Educate me: What's a good way to calculate risk? What about Sharpe?

Discussion in 'Trading' started by bankroll, Jan 3, 2014.

  1. What's a good source to educate myself about all I have to know about risk, step by step?

    Investopedia has many pages on a wide variety of topics but clearly not in a well organized way, you may jump from pages onto other pages without any particular order.

    For example, how would you measure this one:
    http://www.followingthetrend.com/the-trading-system/trend-following-track-record/
    Andreas uses the Sharpe ratio. Which may or may not be good.

    Also notable is http://www.amazon.com/Misconceptions-Risk-Terje-Aven/dp/0470683880
    Legal download from a French University's page: http://didel-old.script.univ-paris-...29mX1Jpc2sucGRm&cidReset=true&cidReq=EL01AZ12
    (So it must be legal)
     
  2. dbphoenix

    dbphoenix

    One way is to determine how close you are to throwing up. Another is to assess how close your bowels are to loosening.

    But before you get that far, I suggest you read The Nature of Risk.
     
  3. SIUYA

    SIUYA

    Do you want technical risk v an overview of risk?

    eg;

    http://www.amazon.com/Against-Gods-...s&ie=UTF8&qid=1388767862&sr=1-4&keywords=risk

    Even the black swan and Antifagility books are good reads for a different approach.

    http://www.amazon.com/Antifragile-T...F8&qid=1388767982&sr=1-1&keywords=antifragile

    The trend follower Andreas book is a good one for pure trend following and will help with some discussions but you will still likely need to refer back to definitions of risk in most books. Most things like the sharpe ratios and sortino ratios etc are mainly designed to compare similar return profiles.....they might not necessarily reveal the risks.

    Otherwise, DBPs definition above of the vomit in a bucket days are great - those are the days that you know you have taken on too much risk. (I have had them they are not pretty)
    If you can determine when others are having those days, opportunities for low risk trades can occur. :)
     
  4. This must be something funny. I understand the words but not the sentence. Also not a native speaker.

    Thanks.

    @SIUYA
    For you too!

    Antifragile has been on my reading list anyways.
     
  5. The administrator has specified that you can only edit messages for 30 minutes after you have posted. This limit has expired, so you must contact the administrator to make alterations on your message.

    Edit to the first post:

    It would be really handy to have a metric to measure the level of risk by a range of asset classes

    including:

    - mutual funds, any kind of 3rd party funds, hedge funds such as the one in my OP
    - my active trading
    - OTC market investing such as venture capital or angel investing
    (I also wonder where country risk comes to the picture assuming some international ventures)

    All in all: not easy I know.

    What comes close to what I am looking for? Or am I totally missing the point with this?
     
  6. dbphoenix

    dbphoenix

    Yes, it's terribly funny. :)

    All that aside, what you may be looking for is a measure of probability, i.e., what is the likelihood that whatever you're thinking of investing in will blow up in your face. For a mutual fund, for example, this probability is low. However, the probability that the fund will perform to your expectations is also low. If you're looking to be an angel, the probability of losing your money is considerably higher, but so might be the potential returns.
     
  7. SIUYA

    SIUYA



    Usually if you wish to compare countries, funds etc....then you should compare them to similar type entities/vehicles/structures.
    Then you also have to factor in what is the return relative to the risk.
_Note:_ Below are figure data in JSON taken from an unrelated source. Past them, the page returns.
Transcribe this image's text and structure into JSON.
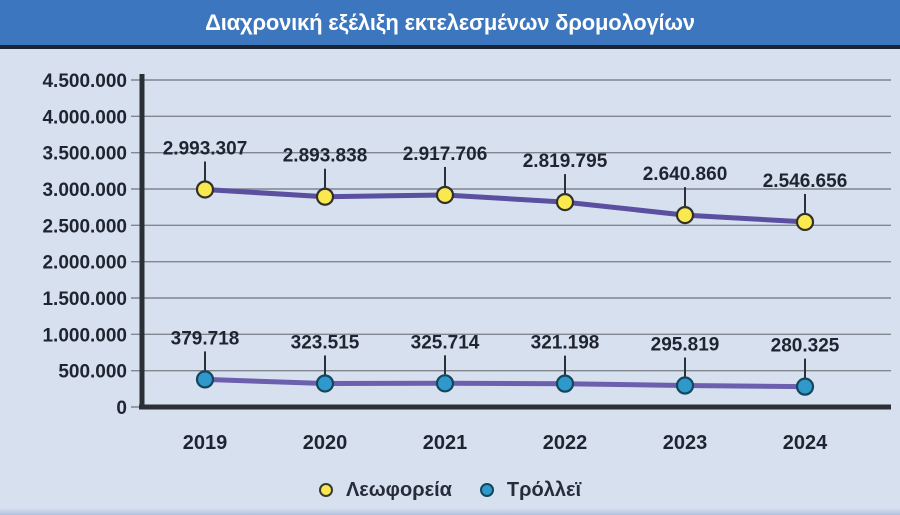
{
  "header": {
    "title": "Διαχρονική εξέλιξη εκτελεσμένων δρομολογίων",
    "bg_color": "#3b76be",
    "text_color": "#ffffff"
  },
  "colors": {
    "page_bg": "#d7e0ef",
    "grid": "#81868f",
    "axis": "#2b2f36",
    "bus_line": "#5b4fa0",
    "trolley_line": "#6c60ae",
    "bus_marker_fill": "#f9e84e",
    "bus_marker_outline": "#32302a",
    "trolley_marker_fill": "#2f99cb",
    "trolley_marker_outline": "#14465e",
    "label_text": "#1f2530"
  },
  "chart_data": {
    "type": "line",
    "title": "Διαχρονική εξέλιξη εκτελεσμένων δρομολογίων",
    "x": [
      "2019",
      "2020",
      "2021",
      "2022",
      "2023",
      "2024"
    ],
    "series": [
      {
        "name": "Λεωφορεία",
        "values": [
          2993307,
          2893838,
          2917706,
          2819795,
          2640860,
          2546656
        ],
        "labels": [
          "2.993.307",
          "2.893.838",
          "2.917.706",
          "2.819.795",
          "2.640.860",
          "2.546.656"
        ]
      },
      {
        "name": "Τρόλλεϊ",
        "values": [
          379718,
          323515,
          325714,
          321198,
          295819,
          280325
        ],
        "labels": [
          "379.718",
          "323.515",
          "325.714",
          "321.198",
          "295.819",
          "280.325"
        ]
      }
    ],
    "ylim": [
      0,
      4500000
    ],
    "ytick_step": 500000,
    "ytick_labels": [
      "0",
      "500.000",
      "1.000.000",
      "1.500.000",
      "2.000.000",
      "2.500.000",
      "3.000.000",
      "3.500.000",
      "4.000.000",
      "4.500.000"
    ],
    "xlabel": "",
    "ylabel": "",
    "grid": "horizontal",
    "legend_position": "bottom"
  },
  "legend": {
    "items": [
      {
        "label": "Λεωφορεία",
        "color": "#f9e84e",
        "outline": "#3a3a30"
      },
      {
        "label": "Τρόλλεϊ",
        "color": "#2f99cb",
        "outline": "#14465e"
      }
    ]
  }
}
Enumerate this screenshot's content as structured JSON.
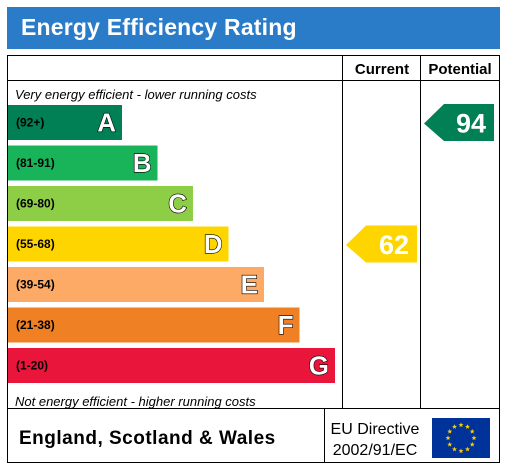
{
  "header": {
    "title": "Energy Efficiency Rating"
  },
  "columns": {
    "current": "Current",
    "potential": "Potential"
  },
  "notes": {
    "top": "Very energy efficient - lower running costs",
    "bottom": "Not energy efficient - higher running costs"
  },
  "footer": {
    "region": "England, Scotland & Wales",
    "directive_line1": "EU Directive",
    "directive_line2": "2002/91/EC"
  },
  "chart_data": {
    "type": "bar",
    "bands": [
      {
        "letter": "A",
        "range": "(92+)",
        "color": "#008054"
      },
      {
        "letter": "B",
        "range": "(81-91)",
        "color": "#19b459"
      },
      {
        "letter": "C",
        "range": "(69-80)",
        "color": "#8dce46"
      },
      {
        "letter": "D",
        "range": "(55-68)",
        "color": "#ffd500"
      },
      {
        "letter": "E",
        "range": "(39-54)",
        "color": "#fcaa65"
      },
      {
        "letter": "F",
        "range": "(21-38)",
        "color": "#ef8023"
      },
      {
        "letter": "G",
        "range": "(1-20)",
        "color": "#e9153b"
      }
    ],
    "current": {
      "value": "62",
      "band": "D",
      "color": "#ffd500"
    },
    "potential": {
      "value": "94",
      "band": "A",
      "color": "#008054"
    }
  }
}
This way you can asses questions like "Am I willing to take on this sort of risk to achieve this sort of return, betweem fund A and B - which is better" This is where people look at Sortino and sharpe ratios etc.
    There is also Var (Value at risk) that you might be interested in looking at, but I dont think you should delve into this. Its more for portfolios (personally I think its miss understood to most peoples detriment)
    You might like this
    https://personal.vanguard.com/pdf/flgerm.pdf

    This is very different to your active trading and again very different to venture capital investing. The results, measurements and methodologies/strategies are virtually unable to be compared except over the long term and using fairly broad guidelines.

    //////////////
    as for vomiting in a bucket....I think every language knows when you have that feeling that you should not have done something, you are in deep trouble, there is little you can do about it at present, and always in the back of your mind you know you should not have let it come to this. :) a horrible, but equally so an experience you should have as a trader....liberating and one you dont want to repeat often.
     
  8. My friend has a private equity fund and I thought it would be insightful to compare his risk portfolio (or whatever it is called) to more traditional investments.

    This and my trading, I thought could be measured year-on-year.

    Thanks for your tips, I start with the Vanguard PDF!
     
  9. Probability is a measure. Would you edit your post accordingly?
     
  10. VaR is, in fact, the most common approach that allows you to consistently calculate a measure of "riskiness" for a given portfolio of potentially diverse assets (incl private equity and whatever other random crap you might have). There are many flavours of VaR out there.